Low-dose nitroglycerin improves microcirculation in hospitalized patients with acute heart failure.

Eur J Heart Fail 2009 Apr 10;11(4):386-90. Epub 2009 Feb 10.

Erasmus Medical Center, Department of Cardiology and Intensive Care, NL-3015 CE Rotterdam, The Netherlands.

Aims: Impaired tissue perfusion is often observed in patients with acute heart failure. We tested whether low-dose nitroglycerin (NTG) improves microcirculatory perfusion in patients admitted for acute heart failure.
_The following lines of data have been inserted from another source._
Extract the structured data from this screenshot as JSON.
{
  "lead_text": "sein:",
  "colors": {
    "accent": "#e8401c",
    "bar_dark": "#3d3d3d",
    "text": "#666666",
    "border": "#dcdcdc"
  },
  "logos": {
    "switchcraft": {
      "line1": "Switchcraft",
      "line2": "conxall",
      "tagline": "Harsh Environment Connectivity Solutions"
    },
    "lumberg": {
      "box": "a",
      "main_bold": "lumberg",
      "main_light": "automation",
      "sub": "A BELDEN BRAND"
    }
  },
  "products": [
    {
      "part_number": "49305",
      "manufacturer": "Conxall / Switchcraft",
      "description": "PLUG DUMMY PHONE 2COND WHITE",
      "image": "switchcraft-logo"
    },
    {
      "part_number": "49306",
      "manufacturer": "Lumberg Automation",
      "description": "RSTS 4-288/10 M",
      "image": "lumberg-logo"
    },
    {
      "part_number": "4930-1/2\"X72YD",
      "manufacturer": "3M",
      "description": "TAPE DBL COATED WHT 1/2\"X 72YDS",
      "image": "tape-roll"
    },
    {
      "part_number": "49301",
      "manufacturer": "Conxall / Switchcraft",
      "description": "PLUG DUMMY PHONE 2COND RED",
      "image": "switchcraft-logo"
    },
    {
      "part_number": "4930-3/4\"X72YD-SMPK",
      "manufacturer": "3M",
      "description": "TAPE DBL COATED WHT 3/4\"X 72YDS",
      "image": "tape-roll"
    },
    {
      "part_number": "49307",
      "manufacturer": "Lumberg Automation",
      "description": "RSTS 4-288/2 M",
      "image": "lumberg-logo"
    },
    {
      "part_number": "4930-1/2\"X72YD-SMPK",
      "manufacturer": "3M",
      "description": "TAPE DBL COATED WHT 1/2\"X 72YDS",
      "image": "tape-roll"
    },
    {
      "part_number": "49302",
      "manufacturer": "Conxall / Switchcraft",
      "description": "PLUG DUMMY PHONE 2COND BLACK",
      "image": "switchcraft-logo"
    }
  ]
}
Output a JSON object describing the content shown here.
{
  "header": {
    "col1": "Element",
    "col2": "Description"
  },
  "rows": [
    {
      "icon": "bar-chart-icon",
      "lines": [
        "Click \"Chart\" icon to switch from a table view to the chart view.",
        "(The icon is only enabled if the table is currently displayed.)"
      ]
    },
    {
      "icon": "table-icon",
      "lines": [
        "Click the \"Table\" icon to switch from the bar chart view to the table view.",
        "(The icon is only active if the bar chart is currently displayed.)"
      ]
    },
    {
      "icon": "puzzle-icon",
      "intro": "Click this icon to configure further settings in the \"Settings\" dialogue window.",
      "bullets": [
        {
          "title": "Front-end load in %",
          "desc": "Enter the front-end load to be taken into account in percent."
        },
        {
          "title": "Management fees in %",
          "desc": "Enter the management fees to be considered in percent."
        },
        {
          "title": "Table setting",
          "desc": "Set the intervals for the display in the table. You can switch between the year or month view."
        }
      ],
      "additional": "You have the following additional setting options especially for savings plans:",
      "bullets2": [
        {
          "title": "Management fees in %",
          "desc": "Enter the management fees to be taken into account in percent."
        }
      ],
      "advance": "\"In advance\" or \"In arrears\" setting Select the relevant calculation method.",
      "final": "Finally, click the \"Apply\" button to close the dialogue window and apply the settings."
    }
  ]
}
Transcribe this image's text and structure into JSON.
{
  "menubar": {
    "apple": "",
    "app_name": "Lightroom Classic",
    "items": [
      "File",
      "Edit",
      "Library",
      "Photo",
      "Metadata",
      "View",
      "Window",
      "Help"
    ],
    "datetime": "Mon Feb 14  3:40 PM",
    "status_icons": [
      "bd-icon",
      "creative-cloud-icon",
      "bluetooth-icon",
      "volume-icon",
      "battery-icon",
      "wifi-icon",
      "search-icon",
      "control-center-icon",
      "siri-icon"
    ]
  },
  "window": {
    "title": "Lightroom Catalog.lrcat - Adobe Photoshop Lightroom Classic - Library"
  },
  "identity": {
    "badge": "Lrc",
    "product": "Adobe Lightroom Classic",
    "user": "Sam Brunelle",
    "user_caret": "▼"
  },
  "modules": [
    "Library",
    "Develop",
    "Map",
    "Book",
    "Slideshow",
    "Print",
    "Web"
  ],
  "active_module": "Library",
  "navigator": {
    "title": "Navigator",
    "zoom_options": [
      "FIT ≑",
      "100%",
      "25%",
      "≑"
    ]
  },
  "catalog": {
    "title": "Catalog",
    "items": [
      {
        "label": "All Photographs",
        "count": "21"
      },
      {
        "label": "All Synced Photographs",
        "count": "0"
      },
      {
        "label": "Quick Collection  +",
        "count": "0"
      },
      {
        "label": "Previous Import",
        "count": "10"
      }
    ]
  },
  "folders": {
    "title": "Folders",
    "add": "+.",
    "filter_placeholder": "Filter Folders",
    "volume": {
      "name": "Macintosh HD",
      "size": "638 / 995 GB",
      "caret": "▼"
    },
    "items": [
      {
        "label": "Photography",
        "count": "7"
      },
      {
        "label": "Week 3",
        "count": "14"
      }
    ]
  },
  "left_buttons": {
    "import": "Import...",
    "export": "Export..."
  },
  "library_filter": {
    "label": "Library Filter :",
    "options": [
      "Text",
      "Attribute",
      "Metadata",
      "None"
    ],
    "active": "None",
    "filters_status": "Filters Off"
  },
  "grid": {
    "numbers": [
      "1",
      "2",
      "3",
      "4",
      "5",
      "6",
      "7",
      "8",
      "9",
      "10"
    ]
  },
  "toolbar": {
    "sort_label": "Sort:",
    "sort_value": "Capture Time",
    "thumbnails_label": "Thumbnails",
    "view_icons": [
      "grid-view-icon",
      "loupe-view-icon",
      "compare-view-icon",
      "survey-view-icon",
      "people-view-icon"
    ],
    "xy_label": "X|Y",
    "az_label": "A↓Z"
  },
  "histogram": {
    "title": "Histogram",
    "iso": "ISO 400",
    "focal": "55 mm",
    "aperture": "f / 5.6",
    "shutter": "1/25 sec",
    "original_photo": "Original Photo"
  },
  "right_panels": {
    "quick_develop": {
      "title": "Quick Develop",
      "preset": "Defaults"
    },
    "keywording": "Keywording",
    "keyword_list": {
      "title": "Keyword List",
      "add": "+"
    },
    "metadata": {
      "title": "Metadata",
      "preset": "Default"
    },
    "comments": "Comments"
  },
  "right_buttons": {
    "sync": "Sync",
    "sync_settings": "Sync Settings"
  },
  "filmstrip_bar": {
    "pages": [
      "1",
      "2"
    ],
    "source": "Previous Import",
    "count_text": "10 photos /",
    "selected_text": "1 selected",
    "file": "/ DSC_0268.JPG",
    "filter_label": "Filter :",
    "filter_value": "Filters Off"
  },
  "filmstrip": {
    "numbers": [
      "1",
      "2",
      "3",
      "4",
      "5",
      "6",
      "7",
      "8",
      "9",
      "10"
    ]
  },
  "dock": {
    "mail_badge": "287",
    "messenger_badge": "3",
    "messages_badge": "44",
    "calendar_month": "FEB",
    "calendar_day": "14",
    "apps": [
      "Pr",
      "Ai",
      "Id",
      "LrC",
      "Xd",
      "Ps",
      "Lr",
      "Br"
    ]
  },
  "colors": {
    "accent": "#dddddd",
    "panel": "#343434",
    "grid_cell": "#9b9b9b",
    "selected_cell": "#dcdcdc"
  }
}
Methods And Results: In 20 acute heart failure patients, NTG was given as intravenous infusion at a fixed dose of 33 microg/min. Using Sidestream Dark Field (SDF) imaging, sublingual microvascular perfusion was evaluated before (T0, average of two baseline measurements) and 15 min after initiation of NTG (T1). In a subgroup of seven patients, SDF measurements were repeated after NTG had been stopped for 20 min. Capillaries were defined as microvessels with a diameter of <20 microm. Perfused capillary density (PCD) was determined as the parameter of tissue perfusion. Values are expressed as median and interquartile range (P25; P75). The median age of the subjects was 60 (52; 73) years, and 65% were male. Patients were stable before starting NTG. Nitroglycerin decreased central venous pressure [17 (13; 19) mmHg at T0 vs. 16 (13; 17) mmHg at T1, P = 0.03] and pulmonary capillary wedge pressure [23 (18; 31) mmHg at T0 vs. 19 (16; 25) mmHg at T1, P = 0.03]. It increased PCD [10.7 (9.9; 12.5) mm mm(-2) at T0 vs. 12.4 (11.4; 13.6) mm mm(-2) at T1, P = 0.01]. After cessation of NTG, PCD returned to baseline values (P = 0.04).

Conclusion: Low-dose NTG significantly reduces cardiac filling pressures and improves microvascular perfusion in patients admitted for acute heart failure.